Method: We propose EigenBench—a black-box benchmark for comparative value alignment assessment of language models—by innovatively adapting the decentralized trust algorithm EigenTrust to alignment evaluation. EigenBench enables relative alignment measurement in domains without ground-truth answers (e.g., ethical judgment) via inter-model peer evaluation and score aggregation, eliminating reliance on labeled reference data. It integrates prompted persona-based behavioral elicitation, model ensembling, and EigenTrust’s consensus mechanism to construct a behavior-driven, unsupervised evaluation framework.
Results: Experiments demonstrate that EigenBench effectively discriminates intrinsic value preferences across models, exhibits robustness to prompt perturbations, and sensitively captures self-preference disparities among models—validating its discriminative power and sensitivity.
📝 Abstract
Aligning AI with human values is a pressing unsolved problem.
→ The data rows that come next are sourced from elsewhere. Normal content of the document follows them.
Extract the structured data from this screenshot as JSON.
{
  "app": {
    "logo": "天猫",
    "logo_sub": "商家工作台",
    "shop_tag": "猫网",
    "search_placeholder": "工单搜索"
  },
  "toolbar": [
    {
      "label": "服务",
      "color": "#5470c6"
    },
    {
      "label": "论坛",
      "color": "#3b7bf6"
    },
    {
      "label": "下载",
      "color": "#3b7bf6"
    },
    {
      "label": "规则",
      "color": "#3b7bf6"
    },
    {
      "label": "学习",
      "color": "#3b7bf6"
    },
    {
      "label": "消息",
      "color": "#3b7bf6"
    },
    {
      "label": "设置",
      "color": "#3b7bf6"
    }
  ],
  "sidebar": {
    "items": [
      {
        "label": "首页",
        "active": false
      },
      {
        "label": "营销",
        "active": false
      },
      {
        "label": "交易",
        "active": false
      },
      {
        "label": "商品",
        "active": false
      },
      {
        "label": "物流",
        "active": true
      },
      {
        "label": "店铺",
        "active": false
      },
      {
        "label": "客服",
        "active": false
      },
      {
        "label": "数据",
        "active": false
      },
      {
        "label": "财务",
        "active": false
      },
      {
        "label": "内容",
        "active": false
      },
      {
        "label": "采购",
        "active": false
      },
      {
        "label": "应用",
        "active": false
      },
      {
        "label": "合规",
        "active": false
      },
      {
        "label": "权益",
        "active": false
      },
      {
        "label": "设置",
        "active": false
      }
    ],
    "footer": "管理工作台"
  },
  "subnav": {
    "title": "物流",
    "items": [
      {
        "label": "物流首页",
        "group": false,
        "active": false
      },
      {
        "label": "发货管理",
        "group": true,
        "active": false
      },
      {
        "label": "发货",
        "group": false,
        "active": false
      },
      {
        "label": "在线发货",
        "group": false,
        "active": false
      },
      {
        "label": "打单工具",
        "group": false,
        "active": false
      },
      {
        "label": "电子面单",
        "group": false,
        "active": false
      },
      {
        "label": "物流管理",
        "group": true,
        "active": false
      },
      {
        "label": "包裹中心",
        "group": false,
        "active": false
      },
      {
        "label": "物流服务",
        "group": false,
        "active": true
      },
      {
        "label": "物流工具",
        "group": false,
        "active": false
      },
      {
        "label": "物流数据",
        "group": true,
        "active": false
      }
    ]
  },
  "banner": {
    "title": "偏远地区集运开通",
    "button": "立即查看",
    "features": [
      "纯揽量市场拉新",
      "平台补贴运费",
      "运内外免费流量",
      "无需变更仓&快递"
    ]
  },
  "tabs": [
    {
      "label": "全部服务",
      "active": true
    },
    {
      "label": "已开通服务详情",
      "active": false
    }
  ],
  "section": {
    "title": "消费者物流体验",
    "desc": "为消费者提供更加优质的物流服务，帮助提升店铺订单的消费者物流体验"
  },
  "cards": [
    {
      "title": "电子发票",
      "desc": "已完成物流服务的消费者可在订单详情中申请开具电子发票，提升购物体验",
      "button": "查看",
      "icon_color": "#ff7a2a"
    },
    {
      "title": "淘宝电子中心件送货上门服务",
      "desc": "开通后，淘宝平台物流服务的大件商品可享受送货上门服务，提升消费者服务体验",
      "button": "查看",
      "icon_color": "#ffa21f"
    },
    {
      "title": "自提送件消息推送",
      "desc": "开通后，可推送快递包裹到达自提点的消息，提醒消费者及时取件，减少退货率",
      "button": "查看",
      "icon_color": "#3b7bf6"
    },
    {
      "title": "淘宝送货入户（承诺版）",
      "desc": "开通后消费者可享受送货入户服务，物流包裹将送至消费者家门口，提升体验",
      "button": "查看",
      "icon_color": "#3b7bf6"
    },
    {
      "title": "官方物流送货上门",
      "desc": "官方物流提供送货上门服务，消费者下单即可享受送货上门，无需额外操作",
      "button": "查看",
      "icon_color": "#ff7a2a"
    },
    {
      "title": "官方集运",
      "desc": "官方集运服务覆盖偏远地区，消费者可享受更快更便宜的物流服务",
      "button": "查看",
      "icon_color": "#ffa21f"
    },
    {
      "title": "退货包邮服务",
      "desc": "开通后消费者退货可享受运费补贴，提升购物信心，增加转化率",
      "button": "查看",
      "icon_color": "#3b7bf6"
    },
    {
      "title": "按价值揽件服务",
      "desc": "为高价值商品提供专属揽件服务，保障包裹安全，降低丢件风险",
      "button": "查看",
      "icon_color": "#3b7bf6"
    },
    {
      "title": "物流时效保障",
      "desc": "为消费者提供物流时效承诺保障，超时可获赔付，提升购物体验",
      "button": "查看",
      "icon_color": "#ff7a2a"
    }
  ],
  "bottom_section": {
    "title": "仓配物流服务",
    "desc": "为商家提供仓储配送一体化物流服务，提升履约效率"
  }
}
To address the lack of quantitative metrics for value alignment, we propose EigenBench: a black-box method for comparatively benchmarking language models' values. Given an ensemble of models, a constitution describing a value system, and a dataset of scenarios, our method returns a vector of scores quantifying each model's alignment to the given constitution. To produce these scores, each model judges the outputs of other models across many scenarios, and these judgments are aggregated with EigenTrust (Kamvar et al, 2003), yielding scores that reflect a weighted-average judgment of the whole ensemble. EigenBench uses no ground truth labels, as it is designed to quantify traits for which reasonable judges may disagree on the correct label. Using prompted personas, we test whether EigenBench scores are more sensitive to the model or the prompt: we find that most of the variance is explained by the prompt, but a small residual quantifies the disposition of the model itself.